We made our way up the climb so the riders would be slowing down and not flying by us like cars. Loudspeakers announced the progress of the race and we could watch it on a giant diamond vision screen in the middle of the festival. Soon enough the roar of the publicity caravan blasted through the streets and six TV helicopters hovered overhead. An army of team cars carrying the most expensive bicycles in the world buzzed through and all that was left were the riders themselves.

A short breakaway of three riders entered the city to a deafening roar. Not 30 seconds behind them, the massive peloton, with the best bike riders in the world, made its way up the hill towards us. Before we knew it, Christopher Froome, the leader and eventual winner of the race, slithered by us in the distinctive yellow jersey. The crowd was screaming and it occurred to me the riders must hear this noise nearly all day long for 23 days. I'm surprised they don't go deaf, on top of having their hearts, lungs and legs pushed beyond capacity. 

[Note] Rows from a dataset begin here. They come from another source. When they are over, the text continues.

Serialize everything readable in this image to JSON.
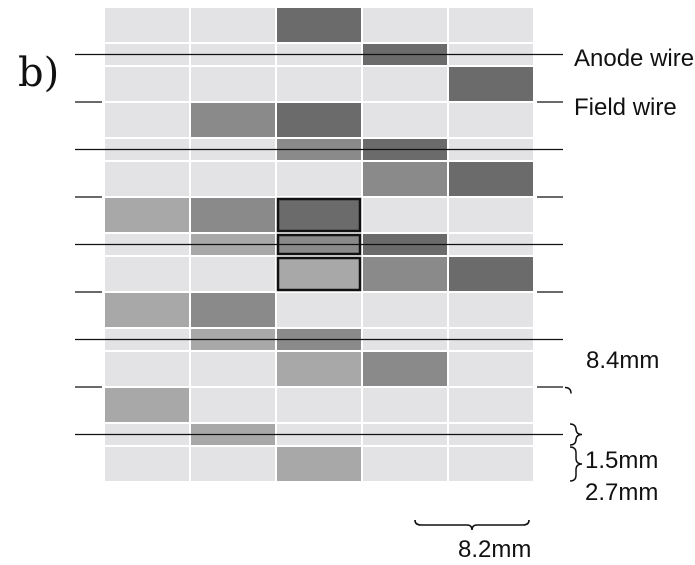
{
  "panel_label": "b)",
  "labels": {
    "anode_wire": "Anode wire",
    "field_wire": "Field wire",
    "cell_height": "8.4mm",
    "thin_row_height": "1.5mm",
    "thick_row_height": "2.7mm",
    "cell_width": "8.2mm"
  },
  "colors": {
    "background": "#ffffff",
    "empty_cell": "#e3e3e5",
    "grid_gap": "#ffffff",
    "wire": "#111111",
    "highlight_border": "#111111"
  },
  "grid": {
    "columns": 5,
    "row_kinds": [
      "thick",
      "thin",
      "thick",
      "thick",
      "thin",
      "thick",
      "thick",
      "thin",
      "thick",
      "thick",
      "thin",
      "thick",
      "thick",
      "thin",
      "thick"
    ],
    "hit_shades": {
      "1": "#a8a8a8",
      "2": "#8a8a8a",
      "3": "#6b6b6b"
    },
    "levels": [
      [
        0,
        0,
        3,
        0,
        0
      ],
      [
        0,
        0,
        0,
        3,
        0
      ],
      [
        0,
        0,
        0,
        0,
        3
      ],
      [
        0,
        2,
        3,
        0,
        0
      ],
      [
        0,
        0,
        2,
        3,
        0
      ],
      [
        0,
        0,
        0,
        2,
        3
      ],
      [
        1,
        2,
        3,
        0,
        0
      ],
      [
        0,
        1,
        2,
        3,
        0
      ],
      [
        0,
        0,
        1,
        2,
        3
      ],
      [
        1,
        2,
        0,
        0,
        0
      ],
      [
        0,
        1,
        2,
        0,
        0
      ],
      [
        0,
        0,
        1,
        2,
        0
      ],
      [
        1,
        0,
        0,
        0,
        0
      ],
      [
        0,
        1,
        0,
        0,
        0
      ],
      [
        0,
        0,
        1,
        0,
        0
      ]
    ],
    "highlighted_cells": [
      [
        6,
        2
      ],
      [
        7,
        2
      ],
      [
        8,
        2
      ]
    ]
  }
}
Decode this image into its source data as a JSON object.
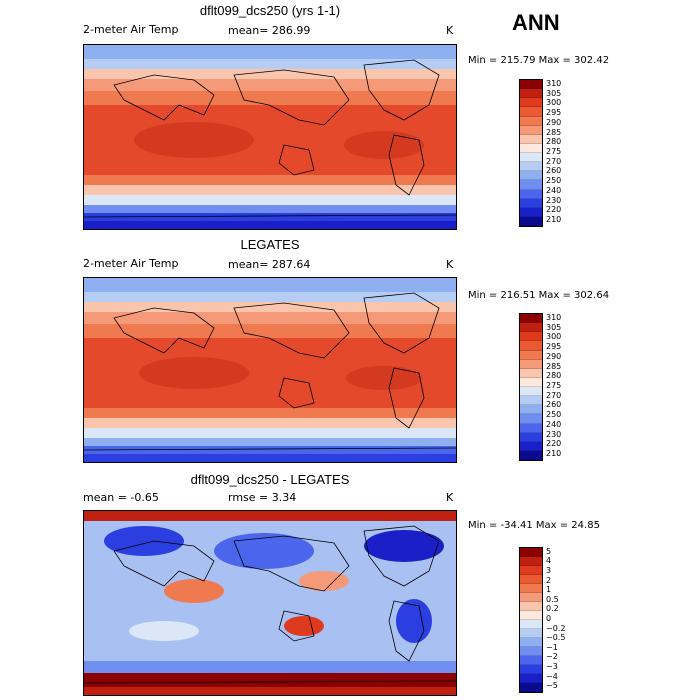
{
  "season": "ANN",
  "panels": [
    {
      "title": "dflt099_dcs250 (yrs 1-1)",
      "left_label": "2-meter Air Temp",
      "stat_label": "mean= 286.99",
      "units": "K",
      "minmax": "Min = 215.79 Max = 302.42",
      "colorbar_labels": [
        "310",
        "305",
        "300",
        "295",
        "290",
        "285",
        "280",
        "275",
        "270",
        "260",
        "250",
        "240",
        "230",
        "220",
        "210"
      ],
      "colorbar_colors": [
        "#8b0000",
        "#c0200f",
        "#dd3a1e",
        "#ea5a32",
        "#f07a50",
        "#f59a78",
        "#f9c6ad",
        "#fde8de",
        "#dbe6f7",
        "#b6cdf3",
        "#8eaff0",
        "#6f8ef0",
        "#4b66ec",
        "#2b3fe0",
        "#1b1fc8",
        "#0a0a8c"
      ]
    },
    {
      "title": "LEGATES",
      "left_label": "2-meter Air Temp",
      "stat_label": "mean= 287.64",
      "units": "K",
      "minmax": "Min = 216.51 Max = 302.64",
      "colorbar_labels": [
        "310",
        "305",
        "300",
        "295",
        "290",
        "285",
        "280",
        "275",
        "270",
        "260",
        "250",
        "240",
        "230",
        "220",
        "210"
      ],
      "colorbar_colors": [
        "#8b0000",
        "#c0200f",
        "#dd3a1e",
        "#ea5a32",
        "#f07a50",
        "#f59a78",
        "#f9c6ad",
        "#fde8de",
        "#dbe6f7",
        "#b6cdf3",
        "#8eaff0",
        "#6f8ef0",
        "#4b66ec",
        "#2b3fe0",
        "#1b1fc8",
        "#0a0a8c"
      ]
    },
    {
      "title": "dflt099_dcs250 - LEGATES",
      "left_label": "mean =   -0.65",
      "stat_label": "rmse =    3.34",
      "units": "K",
      "minmax": "Min = -34.41 Max =  24.85",
      "colorbar_labels": [
        "5",
        "4",
        "3",
        "2",
        "1",
        "0.5",
        "0.2",
        "0",
        "−0.2",
        "−0.5",
        "−1",
        "−2",
        "−3",
        "−4",
        "−5"
      ],
      "colorbar_colors": [
        "#8b0000",
        "#c0200f",
        "#dd3a1e",
        "#ea5a32",
        "#f07a50",
        "#f59a78",
        "#f9c6ad",
        "#fde8de",
        "#dbe6f7",
        "#b6cdf3",
        "#8eaff0",
        "#6f8ef0",
        "#4b66ec",
        "#2b3fe0",
        "#1b1fc8",
        "#0a0a8c"
      ]
    }
  ]
}
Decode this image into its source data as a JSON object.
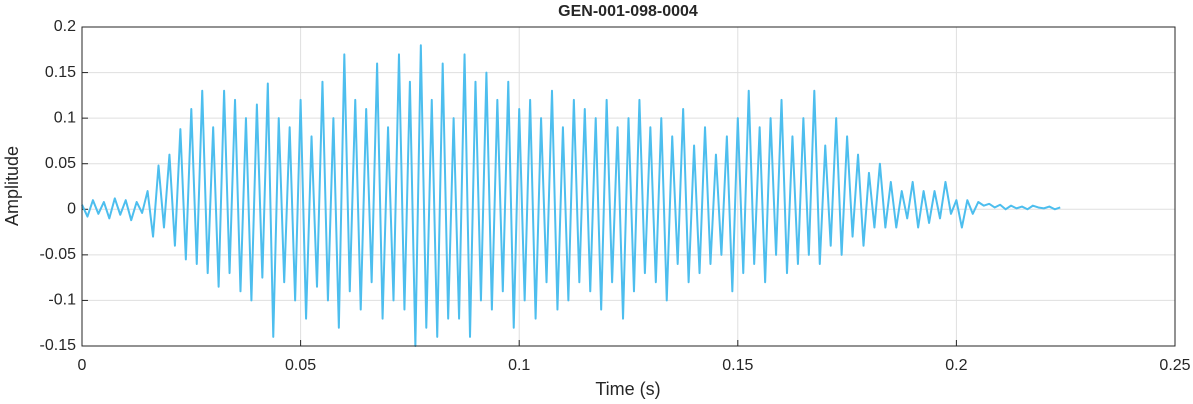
{
  "chart_data": {
    "type": "line",
    "title": "GEN-001-098-0004",
    "x_label": "Time (s)",
    "y_label": "Amplitude",
    "xlim": [
      0,
      0.25
    ],
    "xticks": [
      0,
      0.05,
      0.1,
      0.15,
      0.2,
      0.25
    ],
    "ylim": [
      -0.15,
      0.2
    ],
    "yticks": [
      -0.15,
      -0.1,
      -0.05,
      0,
      0.05,
      0.1,
      0.15,
      0.2
    ],
    "grid": true,
    "x": [
      0,
      0.00125,
      0.0025,
      0.00375,
      0.005,
      0.00625,
      0.0075,
      0.00875,
      0.01,
      0.01125,
      0.0125,
      0.01375,
      0.015,
      0.01625,
      0.0175,
      0.01875,
      0.02,
      0.02125,
      0.0225,
      0.02375,
      0.025,
      0.02625,
      0.0275,
      0.02875,
      0.03,
      0.03125,
      0.0325,
      0.03375,
      0.035,
      0.03625,
      0.0375,
      0.03875,
      0.04,
      0.04125,
      0.0425,
      0.04375,
      0.045,
      0.04625,
      0.0475,
      0.04875,
      0.05,
      0.05125,
      0.0525,
      0.05375,
      0.055,
      0.05625,
      0.0575,
      0.05875,
      0.06,
      0.06125,
      0.0625,
      0.06375,
      0.065,
      0.06625,
      0.0675,
      0.06875,
      0.07,
      0.07125,
      0.0725,
      0.07375,
      0.075,
      0.07625,
      0.0775,
      0.07875,
      0.08,
      0.08125,
      0.0825,
      0.08375,
      0.085,
      0.08625,
      0.0875,
      0.08875,
      0.09,
      0.09125,
      0.0925,
      0.09375,
      0.095,
      0.09625,
      0.0975,
      0.09875,
      0.1,
      0.10125,
      0.1025,
      0.10375,
      0.105,
      0.10625,
      0.1075,
      0.10875,
      0.11,
      0.11125,
      0.1125,
      0.11375,
      0.115,
      0.11625,
      0.1175,
      0.11875,
      0.12,
      0.12125,
      0.1225,
      0.12375,
      0.125,
      0.12625,
      0.1275,
      0.12875,
      0.13,
      0.13125,
      0.1325,
      0.13375,
      0.135,
      0.13625,
      0.1375,
      0.13875,
      0.14,
      0.14125,
      0.1425,
      0.14375,
      0.145,
      0.14625,
      0.1475,
      0.14875,
      0.15,
      0.15125,
      0.1525,
      0.15375,
      0.155,
      0.15625,
      0.1575,
      0.15875,
      0.16,
      0.16125,
      0.1625,
      0.16375,
      0.165,
      0.16625,
      0.1675,
      0.16875,
      0.17,
      0.17125,
      0.1725,
      0.17375,
      0.175,
      0.17625,
      0.1775,
      0.17875,
      0.18,
      0.18125,
      0.1825,
      0.18375,
      0.185,
      0.18625,
      0.1875,
      0.18875,
      0.19,
      0.19125,
      0.1925,
      0.19375,
      0.195,
      0.19625,
      0.1975,
      0.19875,
      0.2,
      0.20125,
      0.2025,
      0.20375,
      0.205,
      0.20625,
      0.2075,
      0.20875,
      0.21,
      0.21125,
      0.2125,
      0.21375,
      0.215,
      0.21625,
      0.2175,
      0.21875,
      0.22,
      0.22125,
      0.2225,
      0.22375
    ],
    "series": [
      {
        "color": "#4dbeee",
        "values": [
          0.005,
          -0.008,
          0.01,
          -0.005,
          0.008,
          -0.01,
          0.012,
          -0.006,
          0.01,
          -0.012,
          0.008,
          -0.004,
          0.02,
          -0.03,
          0.048,
          -0.02,
          0.06,
          -0.04,
          0.088,
          -0.055,
          0.11,
          -0.06,
          0.13,
          -0.07,
          0.09,
          -0.085,
          0.13,
          -0.07,
          0.12,
          -0.09,
          0.1,
          -0.1,
          0.115,
          -0.075,
          0.138,
          -0.14,
          0.1,
          -0.08,
          0.09,
          -0.1,
          0.12,
          -0.12,
          0.08,
          -0.085,
          0.14,
          -0.1,
          0.1,
          -0.13,
          0.17,
          -0.09,
          0.12,
          -0.11,
          0.11,
          -0.08,
          0.16,
          -0.12,
          0.09,
          -0.1,
          0.17,
          -0.11,
          0.14,
          -0.15,
          0.18,
          -0.13,
          0.12,
          -0.14,
          0.16,
          -0.12,
          0.1,
          -0.12,
          0.17,
          -0.14,
          0.14,
          -0.1,
          0.15,
          -0.11,
          0.12,
          -0.09,
          0.14,
          -0.13,
          0.11,
          -0.1,
          0.12,
          -0.12,
          0.1,
          -0.08,
          0.13,
          -0.11,
          0.09,
          -0.1,
          0.12,
          -0.08,
          0.11,
          -0.09,
          0.1,
          -0.11,
          0.12,
          -0.08,
          0.09,
          -0.12,
          0.1,
          -0.09,
          0.12,
          -0.07,
          0.09,
          -0.08,
          0.1,
          -0.1,
          0.08,
          -0.06,
          0.11,
          -0.08,
          0.07,
          -0.07,
          0.09,
          -0.06,
          0.06,
          -0.05,
          0.08,
          -0.09,
          0.1,
          -0.07,
          0.13,
          -0.06,
          0.09,
          -0.08,
          0.1,
          -0.05,
          0.12,
          -0.07,
          0.08,
          -0.06,
          0.1,
          -0.05,
          0.13,
          -0.06,
          0.07,
          -0.04,
          0.1,
          -0.05,
          0.08,
          -0.03,
          0.06,
          -0.04,
          0.04,
          -0.02,
          0.05,
          -0.02,
          0.03,
          -0.02,
          0.02,
          -0.01,
          0.03,
          -0.02,
          0.02,
          -0.015,
          0.02,
          -0.01,
          0.03,
          -0.005,
          0.01,
          -0.02,
          0.01,
          -0.005,
          0.008,
          0.004,
          0.006,
          0.002,
          0.005,
          0,
          0.004,
          0.001,
          0.003,
          0,
          0.004,
          0.002,
          0.001,
          0.003,
          0,
          0.002
        ]
      }
    ]
  }
}
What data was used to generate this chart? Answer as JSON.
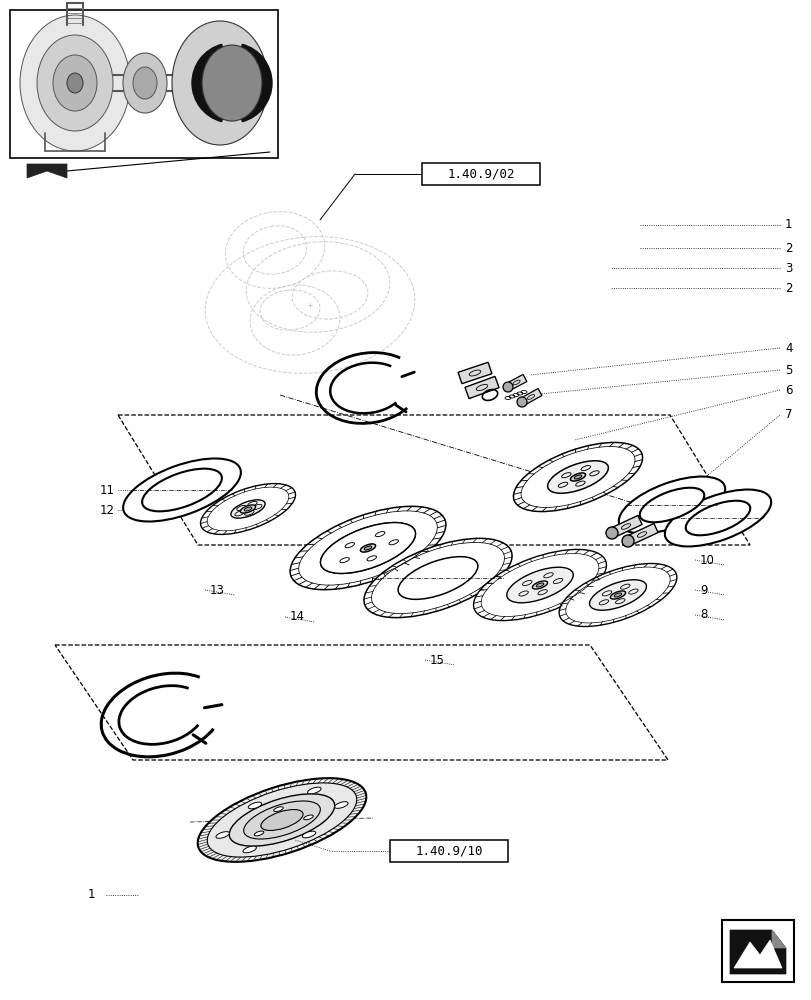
{
  "bg_color": "#ffffff",
  "lc": "#000000",
  "lg": "#aaaaaa",
  "llg": "#cccccc",
  "ref_label_1": "1.40.9/02",
  "ref_label_2": "1.40.9/10",
  "label_fs": 8.5
}
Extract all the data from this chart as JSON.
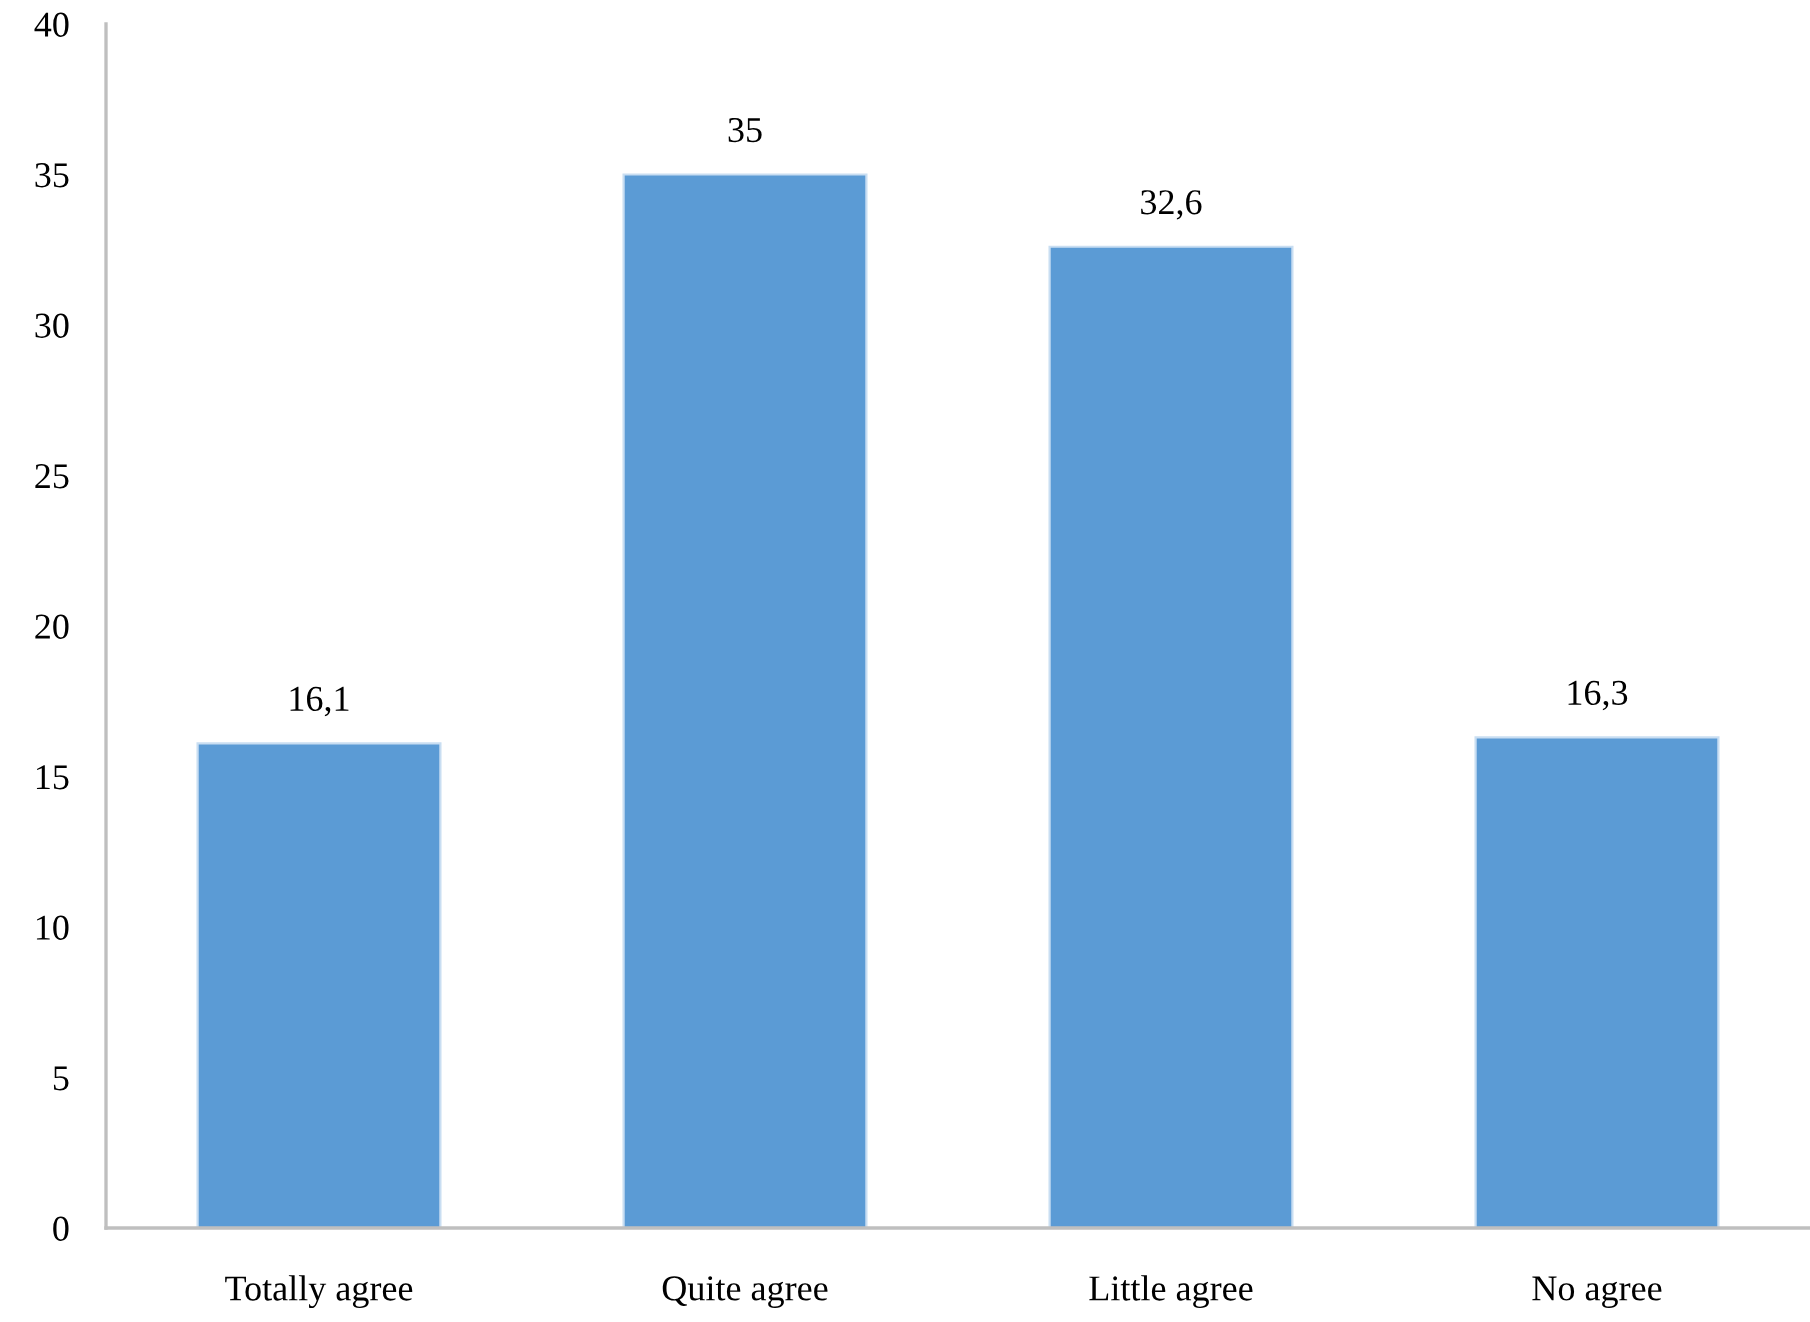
{
  "chart_data": {
    "type": "bar",
    "categories": [
      "Totally agree",
      "Quite agree",
      "Little agree",
      "No agree"
    ],
    "values": [
      16.1,
      35,
      32.6,
      16.3
    ],
    "value_labels": [
      "16,1",
      "35",
      "32,6",
      "16,3"
    ],
    "color": "#5b9bd5",
    "ylim": [
      0,
      40
    ],
    "yticks": [
      0,
      5,
      10,
      15,
      20,
      25,
      30,
      35,
      40
    ],
    "grid": false,
    "legend": false
  }
}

We waited for the trailing riders to pass, then raced home to see the final two climbs of the day on television. When we got back home, we got an added bonus as one of the helicopters had to land just next to Vincent's yard for some reason that wasn't clear. We not only watched the final of the race, we waited for the TV replay (usually 2-3 replays for each stage!) to see if we could make ourselves out along the course. It took us some tricky DVR navigating, but we finally found a helicopter view of us just as the Yellow Jersey passed. Three seconds of our 15 minutes well spent!

As was the entire week, and just another episode of a magical friendship that has lasted nearly 30 years. In one week's time, I would be back in the US swimming in Pool # 17: Lincoln Park Pool, Milwaukee, Wisconsin - the city where I first learned to swim.